The vacation rental company extended refunds to all reservations with check-in dates between March 14 and April 14, 2020. Hosts are paying the price.
The Airbnb logo is displayed on the screen of an iPhone.(Photo by Chesnot/Getty Images)
On Saturday, Airbnb took an unprecedented step by granting any guest who wants to cancel upcoming travel plans a full refund for a set time frame. This applies only to existing reservations with check-in dates between March 14 and April 14, 2020, per its new Extenuating Circumstances Policy.
Guests are relieved, hosts are furious, and Airbnb is facing backlash.
Why set a mid-April cutoff, when health officials urge Americans not to travel and recommend events be canceled through May? One day after Airbnb’s announcement, the Centers for Disease Control and Prevention (CDC) released a recommendation that all in-person events of 50 or more people be canceled or postponed throughout the entire United States until at least May 10.
In response, the company says it is remaining “flexible” and monitoring the coronavirus situation closely. Airbnb CEO Brian Chesky posted this tweet:
In other words, Airbnb could decide to extend its policy beyond April 14 and continue to override cancellation policies set by hosts. Keep an eye out for policy updates. Meanwhile, the good news is that this automated “self service” function does not require the time-suck customer service approval process that applies to virtually all other types of request for a refund.
Here’s the simple message you’ll receive by Airbnb, if you qualify:
This offer extends globally to Airbnb guests affected by COVID-19 until April 14, 2020, per its … [+]
Hosts Aren’t Happy
Before the COVID-19 crisis, Airbnb’s reservations came with one of six cancellation policies set by the host, which range from flexible to super strict. Naturally, hosts are not happy with the new requirement to refund guests through April.
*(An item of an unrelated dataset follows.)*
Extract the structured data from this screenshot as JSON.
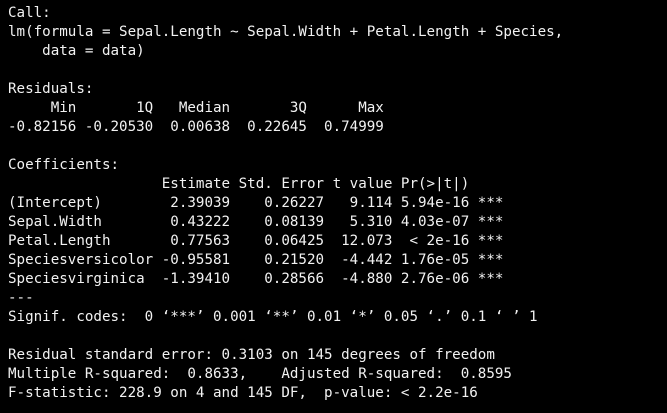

They may be tempted to jump ship and move to a competitor such as Vrbo, which has issued no such refund requirement.
“Homeowners and property managers who list their homes on Vrbo set and enforce their own cancellation policies,” writes Vrbo president Jeff Hurst in a letter to travelers regarding COVID-19. To homeowners, Hurst writes: “In the spirit of good hospitality, we strongly encourage you to offer a full refund.”
This is a two-sided marketplace in seesaw mode, and rental platforms are struggling to balance it. Airbnb and Vrbo only get paid when reservations are processed, which requires the cooperation of three parties (host, guest, and their chosen transactional platform). Right now, this dynamic is being put to the test.
It remains to be seen if any relief for hosts will come from Airbnb. Though Chesky offers this non-committal reassurance:
Airbnb and its competitors are, in fact, incurring revenue losses as travel reservations decrease. “Looking forward to the beginning of May, most destinations are averaging about half the bookings that were made back during the preliminary impact period in mid-February,” reports AirDna, a vacation rental market research firm.
Meanwhile, rental hosts are still open for business. Supply volume isn’t going anywhere. Airbnb has listings in more than 220 countries and regions, across more than 100,000 cities. The company was last valued in 2018 at 38 billion U.S. dollars, up from 31 billion the previous year, according to Statista. Somehow, they’re going to get through this.
Plus, rental businesses can rely on booking behavior following common-sense logic. Leisure travel locations far removed from the crisis are faring better than dense urban locations facing lockdowns. Though, brave travelers, be forewarned: no one is guaranteeing a robust toilet paper supply when you get there.